Posted on Aug 24, 2016 | 0 comments


etiquetteWilson v Department of Human Services – re Anna [2010] NSWSC 1489 was a particularly nasty case in the parens patriae jurisdiction of the NSW Supreme Court which has become better known for the comments of Palmer J about misplaced courtesy in court:

106 The second matter calling for comment occurred in the conduct of the case in this Court but it is not peculiar to this case – it has been observed by a number of Judges in the Supreme Court and it is currently the subject of discussion between this Court, the Bar Association and the Law Society. I refer to the practice of advocates, which seems to have developed over recent years, of announcing their appearances to the Bench or beginning the examination of witnesses with the salutation “Good morning, your Honour” or “Good afternoon, Mr Smith”. I am informed that this is a practice which has developed in the Magistrates’ Courts. The Supreme Court is of the view that it is a practice which should be abandoned in contentious litigation.

107 Lest it be thought that this view is the relic of a stilted and now-outdated judicial self-esteem, let me illustrate, by reference to what occurred in this case, how the practice can cause substantial misperceptions prejudicial to the conduct of a fair trial.

108 Mr Chapman, who is obviously a highly experienced and capable solicitor frequently conducting cases in the Children’s Court, routinely greeted me with the salutation of “Good morning, your Honour” or “Good afternoon, your Honour” each time he announced his appearance at directions hearings and on each day of the trial. In accordance with the usual etiquette of this Court, Mr Moore of Counsel did not. Mr Chapman’s apparent familiarity with the Judge could have caused a misapprehension in the mind of Ms Wilson, already distrustful of the judicial system, that Mr Chapman enjoyed a relationship with the Judge which was something more than merely professional. Such a suspicion should never be allowed to arise. A Judge should not feel compelled to allay such a suspicion by rebuking an advocate for misplaced courtesy.
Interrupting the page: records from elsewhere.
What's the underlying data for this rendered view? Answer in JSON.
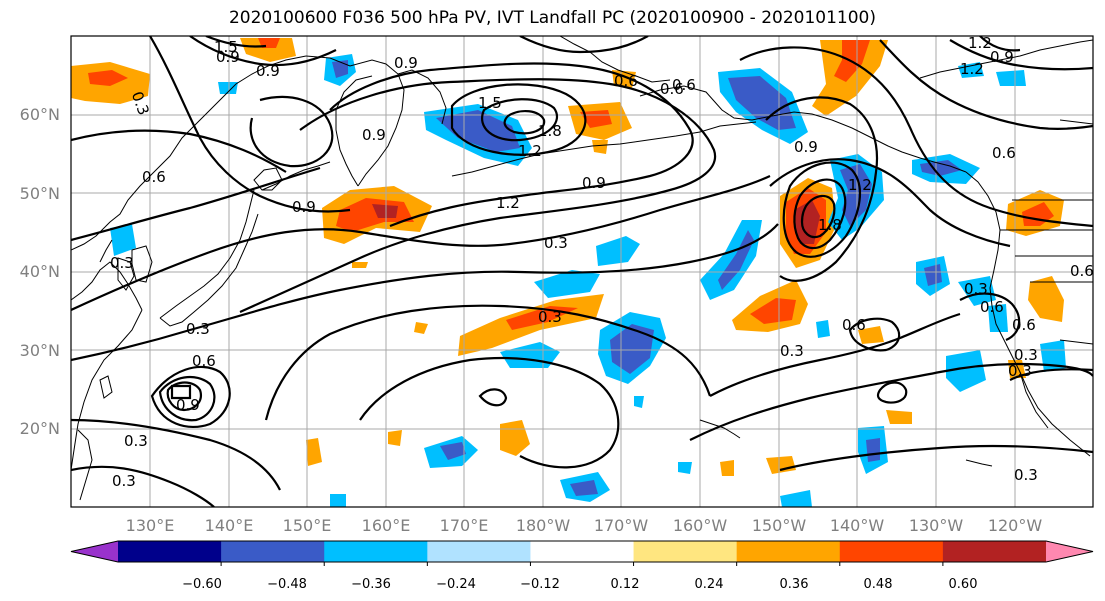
{
  "title": "2020100600 F036 500 hPa PV, IVT Landfall PC (2020100900 - 2020101100)",
  "chart_data": {
    "type": "heatmap",
    "title": "2020100600 F036 500 hPa PV, IVT Landfall PC (2020100900 - 2020101100)",
    "projection": "equirectangular",
    "lon_range": [
      120,
      -110
    ],
    "lat_range": [
      10,
      70
    ],
    "lat_ticks": [
      "20°N",
      "30°N",
      "40°N",
      "50°N",
      "60°N"
    ],
    "lon_ticks": [
      "130°E",
      "140°E",
      "150°E",
      "160°E",
      "170°E",
      "180°W",
      "170°W",
      "160°W",
      "150°W",
      "140°W",
      "130°W",
      "120°W"
    ],
    "gridlines": true,
    "colorbar": {
      "orientation": "horizontal",
      "extend": "both",
      "tick_labels": [
        "−0.60",
        "−0.48",
        "−0.36",
        "−0.24",
        "−0.12",
        "0.12",
        "0.24",
        "0.36",
        "0.48",
        "0.60"
      ],
      "colors": [
        "#9932CC",
        "#00008B",
        "#3A5BC7",
        "#00BFFF",
        "#B0E2FF",
        "#FFFFFF",
        "#FFE680",
        "#FFA500",
        "#FF4500",
        "#B22222",
        "#FF88B0"
      ]
    },
    "contour_labels": [
      "1.5",
      "0.9",
      "0.3",
      "0.9",
      "0.6",
      "1.5",
      "1.8",
      "1.2",
      "0.6",
      "0.9",
      "1.2",
      "0.9",
      "0.6",
      "1.2",
      "0.9",
      "0.3",
      "0.9",
      "0.9",
      "1.2",
      "0.6",
      "0.3",
      "0.3",
      "0.6",
      "0.3",
      "0.9",
      "0.6",
      "0.3",
      "0.3",
      "0.3",
      "0.6",
      "0.3",
      "0.3",
      "0.6",
      "0.3",
      "0.6",
      "0.3",
      "1.2",
      "0.9",
      "0.6",
      "1.8"
    ]
  }
}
109 More importantly, Mr Chapman routinely began his cross examination with the salutation “Good morning, Ms Wilson (or Mrs Wilson)”. He was met with a stony silence. How could Ms Wilson or Mrs Wilson greet politely the man who was avowedly intent on taking Anna away from them by destroying their evidence? A witness in their position would inevitably feel it to be the most odious hypocrisy to be compelled to return the salutation with a polite “Good morning, Mr Chapman”.

…..meanwhile, in the High Court, the transcript of the show cause hearing in Plaintiff M89/2013 starts with:

PLAINTIFF M89/2013 appeared in person.

MR J.D. BROWN: Good morning, your Honour, I appear for the first defendant. (instructed by Australian Government Solicitor)

Creative commons acknowledgement for the photograph.